Er will leben in einer Welt dauernder Freundlichkeit, die erkämpft werden muss, als Dichter auch in Aufständen. Dichtung ist Aufstand, findet er und ist stolz, dass Che ihm einmal er­zählte, wie er den Barbudos in der Sierra Maestra seinen Canto vorgelesen hat. Und er liebt Che. Nun ja, wer liebt Che nicht? Aber warum? Für diesen Grund muss man Pablo lieben:

Ich aber sehe Che Guevara noch immer als medidativen Menschen, der in seinen hero­ischen Schlachten der Poesie stets ein Plätzchen neben seinen Waffen ließ.

Nerudas Weg endet am 23. September 1973. Er stirbt nicht am Krebs, wie man bis 2017 meinte. Nun aber haben neue Untersuchungen ergeben, dass der 69-Jährige mittels Injektion einer todbringenden Bakterie ermordet wurde. Nerudas Neffe, der Anwalt Rodolfo Reyes sagt:

Im Exil hätte er wie kein anderer die Kräfte gegen die Diktatur vereinen können.

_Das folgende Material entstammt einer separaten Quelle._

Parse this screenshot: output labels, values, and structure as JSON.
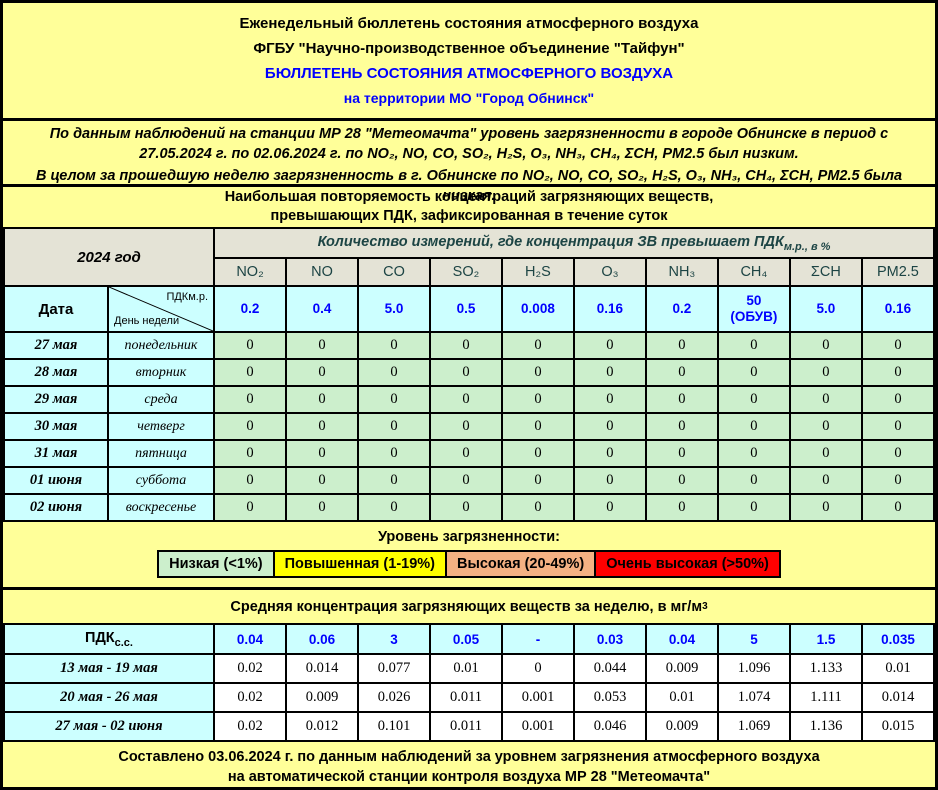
{
  "colors": {
    "page_bg": "#FFFF99",
    "header_band_bg": "#E4E3D6",
    "cyan_cell_bg": "#CCFFFF",
    "green_cell_bg": "#CCEFCC",
    "white_cell_bg": "#FFFFFF",
    "value_text_blue": "#0000FF",
    "title_blue": "#0000FF",
    "header_text_teal": "#1C4444",
    "border_black": "#000000"
  },
  "title_block": {
    "line1": "Еженедельный бюллетень состояния атмосферного воздуха",
    "line2": "ФГБУ \"Научно-производственное объединение \"Тайфун\"",
    "line3": "БЮЛЛЕТЕНЬ СОСТОЯНИЯ АТМОСФЕРНОГО ВОЗДУХА",
    "line4": "на территории МО \"Город Обнинск\""
  },
  "summary": {
    "paragraph1": "По данным наблюдений на станции МР 28 \"Метеомачта\" уровень загрязненности в городе Обнинске в период с 27.05.2024 г. по 02.06.2024 г. по NO₂, NO, CO, SO₂, H₂S, O₃, NH₃, CH₄, ΣCH, PM2.5 был низким.",
    "paragraph2": "В целом за прошедшую неделю загрязненность в г. Обнинске по NO₂, NO, CO, SO₂, H₂S, O₃, NH₃, CH₄, ΣCH, PM2.5 была низкая."
  },
  "freq_section": {
    "heading": "Наибольшая повторяемость концентраций загрязняющих веществ,\nпревышающих ПДК, зафиксированная в течение суток",
    "year_label": "2024 год",
    "measure_header_base": "Количество измерений, где концентрация ЗВ превышает ПДК",
    "measure_header_sub": "м.р., в %",
    "pollutants": [
      "NO₂",
      "NO",
      "CO",
      "SO₂",
      "H₂S",
      "O₃",
      "NH₃",
      "CH₄",
      "ΣCH",
      "PM2.5"
    ],
    "date_label": "Дата",
    "diag_top_label": "ПДКм.р.",
    "diag_bottom_label": "День недели",
    "pdk_values": [
      "0.2",
      "0.4",
      "5.0",
      "0.5",
      "0.008",
      "0.16",
      "0.2",
      "50\n(ОБУВ)",
      "5.0",
      "0.16"
    ],
    "rows": [
      {
        "date": "27 мая",
        "day": "понедельник",
        "values": [
          "0",
          "0",
          "0",
          "0",
          "0",
          "0",
          "0",
          "0",
          "0",
          "0"
        ]
      },
      {
        "date": "28 мая",
        "day": "вторник",
        "values": [
          "0",
          "0",
          "0",
          "0",
          "0",
          "0",
          "0",
          "0",
          "0",
          "0"
        ]
      },
      {
        "date": "29 мая",
        "day": "среда",
        "values": [
          "0",
          "0",
          "0",
          "0",
          "0",
          "0",
          "0",
          "0",
          "0",
          "0"
        ]
      },
      {
        "date": "30 мая",
        "day": "четверг",
        "values": [
          "0",
          "0",
          "0",
          "0",
          "0",
          "0",
          "0",
          "0",
          "0",
          "0"
        ]
      },
      {
        "date": "31 мая",
        "day": "пятница",
        "values": [
          "0",
          "0",
          "0",
          "0",
          "0",
          "0",
          "0",
          "0",
          "0",
          "0"
        ]
      },
      {
        "date": "01 июня",
        "day": "суббота",
        "values": [
          "0",
          "0",
          "0",
          "0",
          "0",
          "0",
          "0",
          "0",
          "0",
          "0"
        ]
      },
      {
        "date": "02 июня",
        "day": "воскресенье",
        "values": [
          "0",
          "0",
          "0",
          "0",
          "0",
          "0",
          "0",
          "0",
          "0",
          "0"
        ]
      }
    ]
  },
  "legend": {
    "heading": "Уровень загрязненности:",
    "items": [
      {
        "label": "Низкая (<1%)",
        "color": "#CCEFCC"
      },
      {
        "label": "Повышенная (1-19%)",
        "color": "#FFFF00"
      },
      {
        "label": "Высокая (20-49%)",
        "color": "#F4B183"
      },
      {
        "label": "Очень высокая (>50%)",
        "color": "#FF0000"
      }
    ]
  },
  "avg_section": {
    "heading_base": "Средняя концентрация загрязняющих веществ за неделю, в мг/м",
    "heading_sup": "3",
    "pdk_label_base": "ПДК",
    "pdk_label_sub": "с.с.",
    "pdk_values": [
      "0.04",
      "0.06",
      "3",
      "0.05",
      "-",
      "0.03",
      "0.04",
      "5",
      "1.5",
      "0.035"
    ],
    "rows": [
      {
        "period": "13 мая - 19 мая",
        "values": [
          "0.02",
          "0.014",
          "0.077",
          "0.01",
          "0",
          "0.044",
          "0.009",
          "1.096",
          "1.133",
          "0.01"
        ]
      },
      {
        "period": "20 мая - 26 мая",
        "values": [
          "0.02",
          "0.009",
          "0.026",
          "0.011",
          "0.001",
          "0.053",
          "0.01",
          "1.074",
          "1.111",
          "0.014"
        ]
      },
      {
        "period": "27 мая - 02 июня",
        "values": [
          "0.02",
          "0.012",
          "0.101",
          "0.011",
          "0.001",
          "0.046",
          "0.009",
          "1.069",
          "1.136",
          "0.015"
        ]
      }
    ]
  },
  "footer": {
    "text": "Составлено 03.06.2024 г. по данным наблюдений за уровнем загрязнения атмосферного воздуха\nна автоматической станции контроля воздуха МР 28 \"Метеомачта\""
  }
}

Neruda endete so eindrücklich, wie er begonnen hatte, sicher nicht mehr mit durchnäßten Schuhen, aber immer noch mit den einfachen Dingen, die er hinreißend in seinen Elemen­taren Oden beschreibt, die Zwiebel, die Tomate, die Kartoffel, das Holz, das Buch, das Meer und den Regen überm Meer. All das möchte er hinterlassen den erniedrigten Söhnen seines Heimatlandes in seinem Haus am Rand des Meeres auf der Isla Negra, dass sie Kräfte sammeln können für die kommenden Kämpfe. Er selber ist versehen mit hohen Ehrungen, als Ehrendoktor an großen Universitäten in aller Welt, mir besonders wichtig, an meiner Uni, der Leipziger Karl-Marx-Universität zu meiner Studienzeit 1968, als Nobel­preisträger 1971, als Botschafter der Regierung der Unidad Popular in Frankreich, als engster Gefährte seines Präsidenten Salvador Allende, als Revolutionär und Dichter der schönsten Friedensverse:

     Friede für die Abenddämmerungen, die kommen.

     Friede für die Brücke, Friede für den Wein.

     Friede dem Bäcker und seinen Liebschaften

     und Friede für das Mehl: Friede

     für alles Getreide, das wachsen soll,

     für alle Liebe, die Laubdickicht sucht,

     Friede für alle, die leben: Friede

     der gesamten Erde und den Wassern.